Category III – Protective equipment of complex design that protects the user against risks with very serious consequences or risks causing irreversible harm to health, the immediate effects of which the user cannot identify in sufficient time. Examples of products from Blåkläder: garments that protect against the thermal effects of an electric arc.
PPE STANDARDS
Standards defining test methods and other requirements are used to verify that a PPE product provides proper protection and can thus be placed on the European market. These standards are developed with the participation of national committees coordinated by a central organisation. The central organisation for standardisation in Europe is Comité Européen de Normalisation (CEN). Standards developed by or included under CEN are prefixed with “EN”. There are other standardisation organisations, for example, the International Organization for Standardization (ISO). Standards that have been developed by ISO and then adopted as a European standard are prefixed with “EN ISO”.

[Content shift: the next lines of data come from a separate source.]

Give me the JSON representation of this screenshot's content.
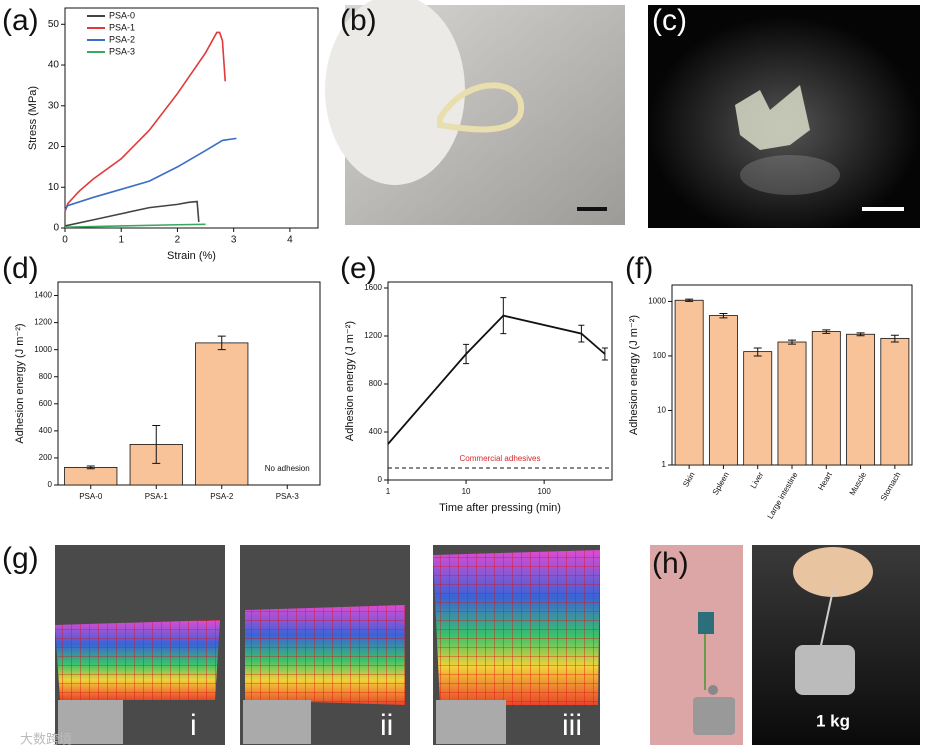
{
  "panel_labels": [
    "(a)",
    "(b)",
    "(c)",
    "(d)",
    "(e)",
    "(f)",
    "(g)",
    "(h)"
  ],
  "photos": {
    "g_labels": [
      "i",
      "ii",
      "iii"
    ],
    "h_label": "1 kg",
    "watermark": "大数跨境"
  },
  "chart_data": [
    {
      "type": "line",
      "xlabel": "Strain (%)",
      "ylabel": "Stress (MPa)",
      "xlim": [
        0,
        4.5
      ],
      "xticks": [
        0,
        1,
        2,
        3,
        4
      ],
      "ylim": [
        0,
        54
      ],
      "yticks": [
        0,
        10,
        20,
        30,
        40,
        50
      ],
      "legend": "upper left",
      "series": [
        {
          "name": "PSA-0",
          "color": "#444444",
          "x": [
            0,
            0.5,
            1,
            1.5,
            2,
            2.2,
            2.35,
            2.38
          ],
          "values": [
            0.5,
            2,
            3.5,
            5,
            5.8,
            6.3,
            6.5,
            1.5
          ]
        },
        {
          "name": "PSA-1",
          "color": "#e03a3a",
          "x": [
            0,
            0.05,
            0.25,
            0.5,
            1,
            1.5,
            2,
            2.5,
            2.7,
            2.75,
            2.8,
            2.85
          ],
          "values": [
            4,
            6,
            9,
            12,
            17,
            24,
            33,
            43,
            48,
            48,
            46,
            36
          ]
        },
        {
          "name": "PSA-2",
          "color": "#3a6fc4",
          "x": [
            0,
            0.05,
            0.5,
            1,
            1.5,
            2,
            2.5,
            2.8,
            3.05
          ],
          "values": [
            4.5,
            5.5,
            7.5,
            9.5,
            11.5,
            15,
            19,
            21.5,
            22
          ]
        },
        {
          "name": "PSA-3",
          "color": "#3aa860",
          "x": [
            0,
            1,
            2,
            2.5
          ],
          "values": [
            0.2,
            0.5,
            0.8,
            0.9
          ]
        }
      ]
    },
    {
      "type": "bar",
      "ylabel": "Adhesion energy (J m⁻²)",
      "categories": [
        "PSA-0",
        "PSA-1",
        "PSA-2",
        "PSA-3"
      ],
      "values": [
        130,
        300,
        1050,
        null
      ],
      "value_labels": [
        null,
        null,
        null,
        "No adhesion"
      ],
      "errors": [
        10,
        140,
        50,
        null
      ],
      "color": "#f9c39a",
      "ylim": [
        0,
        1500
      ],
      "yticks": [
        0,
        200,
        400,
        600,
        800,
        1000,
        1200,
        1400
      ]
    },
    {
      "type": "line",
      "xlabel": "Time after pressing (min)",
      "ylabel": "Adhesion energy (J m⁻²)",
      "xlog": true,
      "xlim": [
        1,
        740
      ],
      "xticks": [
        1,
        10,
        100
      ],
      "ylim": [
        0,
        1650
      ],
      "yticks": [
        0,
        400,
        800,
        1200,
        1600
      ],
      "series": [
        {
          "color": "#111111",
          "x": [
            1,
            10,
            30,
            300,
            600
          ],
          "values": [
            300,
            1050,
            1370,
            1220,
            1050
          ],
          "errors": [
            null,
            80,
            150,
            70,
            50
          ]
        }
      ],
      "reference_line": {
        "value": 100,
        "label": "Commercial adhesives",
        "color": "#d62728"
      }
    },
    {
      "type": "bar",
      "ylabel": "Adhesion energy (J m⁻²)",
      "ylog": true,
      "categories": [
        "Skin",
        "Spleen",
        "Liver",
        "Large intestine",
        "Heart",
        "Muscle",
        "Stomach"
      ],
      "values": [
        1050,
        550,
        120,
        180,
        280,
        250,
        210
      ],
      "errors": [
        50,
        50,
        20,
        15,
        20,
        15,
        30
      ],
      "color": "#f9c39a",
      "ylim": [
        1,
        2000
      ],
      "yticks": [
        1,
        10,
        100,
        1000
      ]
    }
  ]
}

Personal protective equipment is labelled to show which standards have been used to demonstrate the protective performance of the products. Pictograms are also used on personal protective equipment to provide visual information about the type of protection afforded by the equipment. If there are varying levels of protection against a hazard, the equipment’s labelling will indicate which level of protection it provides.
Personal protective equipment in Category I can be verified using standards, but does not have to be certified by a third party. Personal protective equipment in Categories II and III must, however, be certified by a third party. An accredited test facility, a so-called “notified body” (for Great Britain “Approved Body”), must test and approve Category II and III products and issue an EU type examination certificate/ UKCA Type Examination Certificate. In addition, an annual quality assurance audit of the manufacturing process for Category III products is required.

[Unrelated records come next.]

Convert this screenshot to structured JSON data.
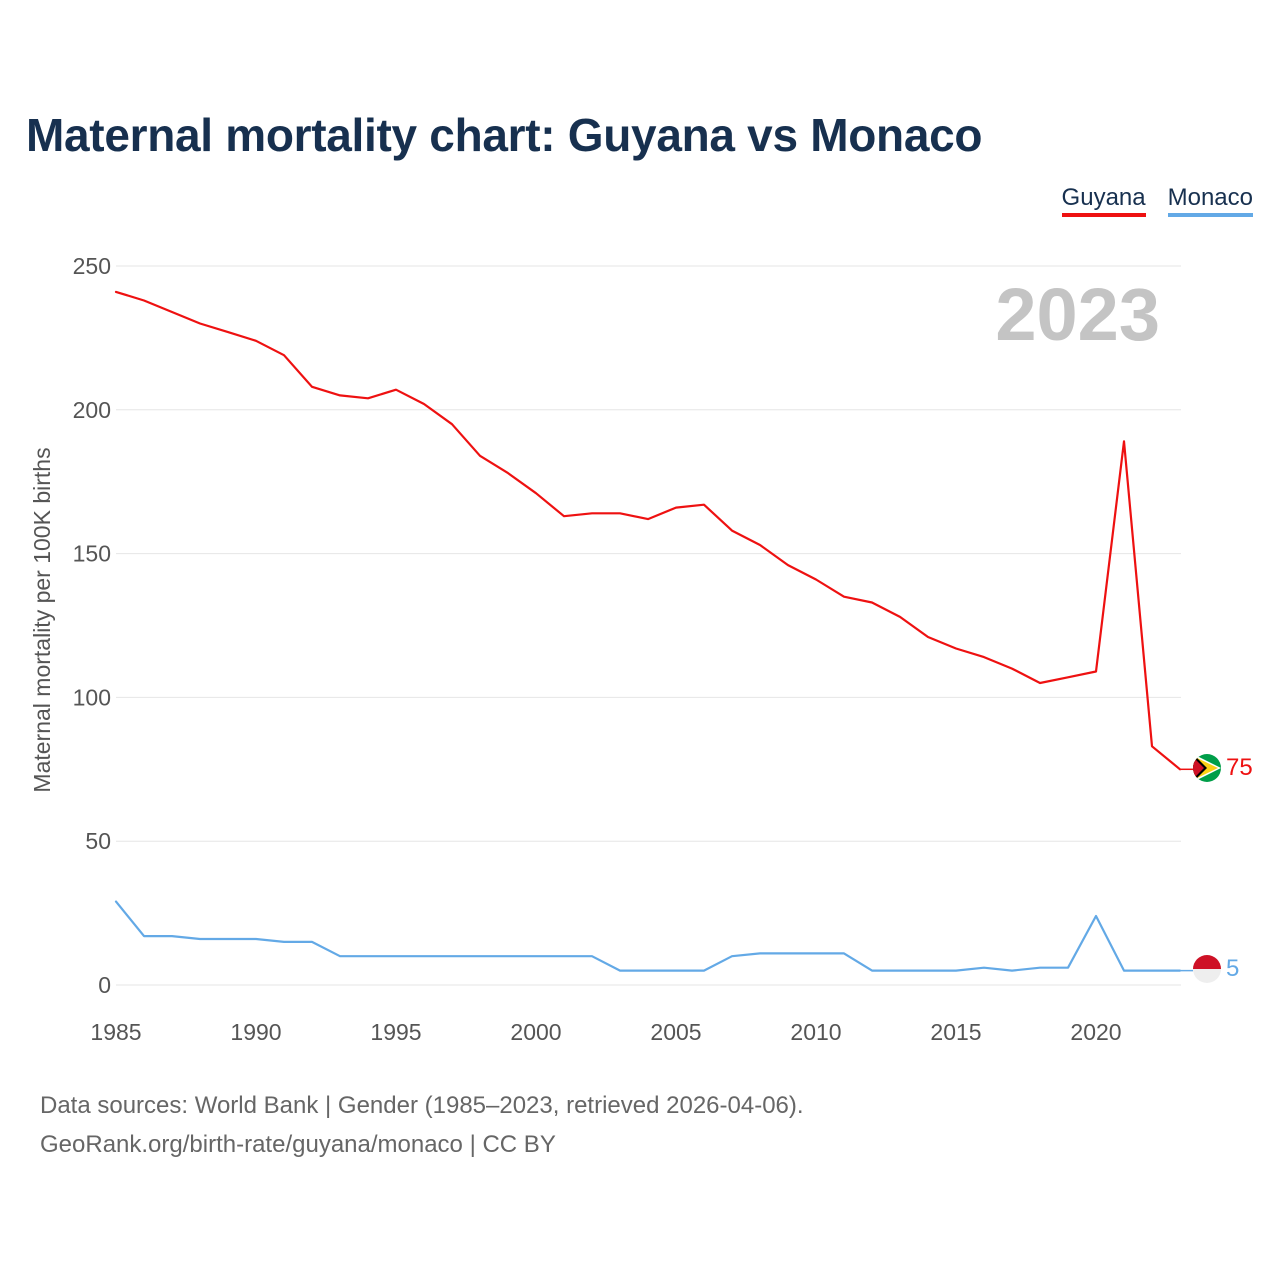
{
  "title": "Maternal mortality chart: Guyana vs Monaco",
  "legend": {
    "guyana": "Guyana",
    "monaco": "Monaco"
  },
  "year_label": "2023",
  "footer": {
    "sources": "Data sources: World Bank | Gender (1985–2023, retrieved 2026-04-06).",
    "credit": "GeoRank.org/birth-rate/guyana/monaco | CC BY"
  },
  "colors": {
    "guyana": "#ee1111",
    "monaco": "#63a9e6",
    "title": "#17304f",
    "grid": "#e6e6e6"
  },
  "flags": {
    "guyana": "guyana-flag-icon",
    "monaco": "monaco-flag-icon"
  },
  "chart_data": {
    "type": "line",
    "title": "Maternal mortality chart: Guyana vs Monaco",
    "xlabel": "",
    "ylabel": "Maternal mortality per 100K births",
    "xlim": [
      1985,
      2023
    ],
    "ylim": [
      0,
      250
    ],
    "yticks": [
      0,
      50,
      100,
      150,
      200,
      250
    ],
    "xticks": [
      1985,
      1990,
      1995,
      2000,
      2005,
      2010,
      2015,
      2020
    ],
    "grid": true,
    "legend_position": "top-right",
    "x": [
      1985,
      1986,
      1987,
      1988,
      1989,
      1990,
      1991,
      1992,
      1993,
      1994,
      1995,
      1996,
      1997,
      1998,
      1999,
      2000,
      2001,
      2002,
      2003,
      2004,
      2005,
      2006,
      2007,
      2008,
      2009,
      2010,
      2011,
      2012,
      2013,
      2014,
      2015,
      2016,
      2017,
      2018,
      2019,
      2020,
      2021,
      2022,
      2023
    ],
    "series": [
      {
        "name": "Guyana",
        "color": "#ee1111",
        "end_label": "75",
        "values": [
          241,
          238,
          234,
          230,
          227,
          224,
          219,
          208,
          205,
          204,
          207,
          202,
          195,
          184,
          178,
          171,
          163,
          164,
          164,
          162,
          166,
          167,
          158,
          153,
          146,
          141,
          135,
          133,
          128,
          121,
          117,
          114,
          110,
          105,
          107,
          109,
          189,
          83,
          75
        ]
      },
      {
        "name": "Monaco",
        "color": "#63a9e6",
        "end_label": "5",
        "values": [
          29,
          17,
          17,
          16,
          16,
          16,
          15,
          15,
          10,
          10,
          10,
          10,
          10,
          10,
          10,
          10,
          10,
          10,
          5,
          5,
          5,
          5,
          10,
          11,
          11,
          11,
          11,
          5,
          5,
          5,
          5,
          6,
          5,
          6,
          6,
          24,
          5,
          5,
          5
        ]
      }
    ]
  }
}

All PPE must be correctly labelled, delivered with user instructions, and carry the CE- /UKCA mark.
A manufacturer of PPE must ensure that the products it brings to the market comply with relevant requirements. A Declaration of Conformity shall be issued for all protective equipment. This is the legally binding document that the manufacturer shall submit to verify that the personal protective equipment complies with all relevant legal requirements.